The Guardian published an editorial by Richard Buggs today which corrects the error, so common in the British media, that intelligent design is not to be seriously evaluated as science but conveniently written off as “religion.”
Buggs, who holds a DPhil in plant ecology and evolution from the University of Oxford and sits on the scientific panel of Truth in Science, first addresses the claims made by Darwin’s defenders:
Darwin made a massive contribution to science, and his ideas still suggest hypotheses today. These provide the starting point for my own research, published in journals of evolution. But despite the brilliance of Darwin’s work, it is overoptimistic to claim that his theory explains the origin of all living things.

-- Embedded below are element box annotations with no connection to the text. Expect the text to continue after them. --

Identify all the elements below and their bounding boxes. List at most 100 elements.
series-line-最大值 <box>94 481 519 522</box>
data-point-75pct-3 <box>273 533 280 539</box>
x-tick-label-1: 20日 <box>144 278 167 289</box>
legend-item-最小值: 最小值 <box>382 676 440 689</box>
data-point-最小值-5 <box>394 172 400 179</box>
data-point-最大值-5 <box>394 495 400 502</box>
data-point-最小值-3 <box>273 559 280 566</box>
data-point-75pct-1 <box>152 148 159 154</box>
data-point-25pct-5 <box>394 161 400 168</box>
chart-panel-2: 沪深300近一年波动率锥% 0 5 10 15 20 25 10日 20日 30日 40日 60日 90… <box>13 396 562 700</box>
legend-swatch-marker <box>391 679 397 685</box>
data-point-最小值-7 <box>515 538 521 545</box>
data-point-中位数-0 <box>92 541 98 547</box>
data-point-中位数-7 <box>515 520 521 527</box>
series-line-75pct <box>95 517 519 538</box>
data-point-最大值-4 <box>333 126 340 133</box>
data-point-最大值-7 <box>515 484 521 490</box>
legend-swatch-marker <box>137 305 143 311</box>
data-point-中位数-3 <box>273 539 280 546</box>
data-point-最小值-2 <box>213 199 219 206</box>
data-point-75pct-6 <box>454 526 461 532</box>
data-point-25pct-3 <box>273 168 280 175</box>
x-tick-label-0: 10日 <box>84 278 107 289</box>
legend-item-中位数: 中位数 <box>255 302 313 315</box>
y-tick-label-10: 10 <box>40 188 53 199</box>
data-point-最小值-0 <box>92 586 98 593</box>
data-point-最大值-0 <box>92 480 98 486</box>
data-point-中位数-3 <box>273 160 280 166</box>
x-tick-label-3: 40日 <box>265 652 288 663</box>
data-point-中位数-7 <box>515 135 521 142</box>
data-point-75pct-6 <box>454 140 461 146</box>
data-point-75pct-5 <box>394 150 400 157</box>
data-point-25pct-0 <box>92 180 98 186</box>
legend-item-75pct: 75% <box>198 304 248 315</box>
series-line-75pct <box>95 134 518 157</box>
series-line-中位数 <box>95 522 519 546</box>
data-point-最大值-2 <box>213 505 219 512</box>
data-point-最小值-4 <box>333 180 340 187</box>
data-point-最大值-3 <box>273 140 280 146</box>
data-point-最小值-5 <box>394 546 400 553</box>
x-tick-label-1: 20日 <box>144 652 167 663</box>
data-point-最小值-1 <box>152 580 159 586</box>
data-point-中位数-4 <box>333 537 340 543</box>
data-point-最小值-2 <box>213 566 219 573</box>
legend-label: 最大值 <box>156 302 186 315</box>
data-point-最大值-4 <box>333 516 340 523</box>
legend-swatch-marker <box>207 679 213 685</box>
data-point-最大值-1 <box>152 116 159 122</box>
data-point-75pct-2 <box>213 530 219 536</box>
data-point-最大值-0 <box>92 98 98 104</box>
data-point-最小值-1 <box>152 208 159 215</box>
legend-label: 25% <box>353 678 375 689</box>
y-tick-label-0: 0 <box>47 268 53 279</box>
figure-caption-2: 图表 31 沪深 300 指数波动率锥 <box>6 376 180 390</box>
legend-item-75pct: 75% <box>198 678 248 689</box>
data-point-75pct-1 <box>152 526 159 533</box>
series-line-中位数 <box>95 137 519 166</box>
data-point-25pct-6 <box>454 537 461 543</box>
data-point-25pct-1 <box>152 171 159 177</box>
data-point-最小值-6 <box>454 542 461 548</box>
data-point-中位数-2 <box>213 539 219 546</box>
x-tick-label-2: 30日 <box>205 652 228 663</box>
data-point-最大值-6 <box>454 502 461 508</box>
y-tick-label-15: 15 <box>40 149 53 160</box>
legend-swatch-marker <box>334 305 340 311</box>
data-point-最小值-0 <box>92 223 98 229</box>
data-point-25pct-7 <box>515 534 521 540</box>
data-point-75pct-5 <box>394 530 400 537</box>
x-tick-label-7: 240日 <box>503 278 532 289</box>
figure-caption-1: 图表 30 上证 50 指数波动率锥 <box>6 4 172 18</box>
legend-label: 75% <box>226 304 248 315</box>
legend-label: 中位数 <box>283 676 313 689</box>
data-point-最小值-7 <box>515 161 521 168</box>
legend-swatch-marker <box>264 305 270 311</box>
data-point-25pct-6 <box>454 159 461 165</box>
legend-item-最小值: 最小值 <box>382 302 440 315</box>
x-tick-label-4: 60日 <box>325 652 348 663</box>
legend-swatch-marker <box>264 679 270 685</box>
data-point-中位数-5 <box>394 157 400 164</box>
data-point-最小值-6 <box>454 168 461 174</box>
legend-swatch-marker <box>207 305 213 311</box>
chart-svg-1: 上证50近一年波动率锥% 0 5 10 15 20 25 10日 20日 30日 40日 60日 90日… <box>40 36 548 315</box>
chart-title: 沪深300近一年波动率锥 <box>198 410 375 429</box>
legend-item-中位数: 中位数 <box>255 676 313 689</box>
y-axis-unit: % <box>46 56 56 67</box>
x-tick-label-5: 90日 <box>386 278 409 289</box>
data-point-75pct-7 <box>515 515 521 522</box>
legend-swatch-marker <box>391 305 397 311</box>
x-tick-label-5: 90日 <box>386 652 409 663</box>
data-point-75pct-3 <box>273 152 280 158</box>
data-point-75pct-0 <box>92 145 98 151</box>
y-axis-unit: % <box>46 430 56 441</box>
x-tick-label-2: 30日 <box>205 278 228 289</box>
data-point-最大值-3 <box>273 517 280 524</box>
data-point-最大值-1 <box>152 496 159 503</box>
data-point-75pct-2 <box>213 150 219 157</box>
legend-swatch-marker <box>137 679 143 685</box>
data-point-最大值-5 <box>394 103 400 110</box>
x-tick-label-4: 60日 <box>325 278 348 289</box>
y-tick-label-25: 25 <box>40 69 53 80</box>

After examining the evidence, he compares the ability of ID to predict certain features of our universe with that of Darwinism. While some evolutionists argue that ID is “science-stopping,” Buggs counters with the facts of the matter and a little history:
If true, ID is a profound insight into the natural world and a motivator to scientific inquiry. The pioneers of modern science, who were convinced that nature is designed, consequently held that it could be understood by human intellects. This confidence helped to drive the scientific revolution. More recently, proponents of ID predicted that some “junk” DNA must have a function well before this view became mainstream among Darwinists.
This article goes a long way in what is an uphill battle for open discussion and dialogue over the controversy in the UK. Here’s hoping that readers will see the truth in Buggs’ final point: “If certain Darwinists also had the intellectual honesty to distinguish between science and their religious beliefs, the public understanding of science would be much enhanced.”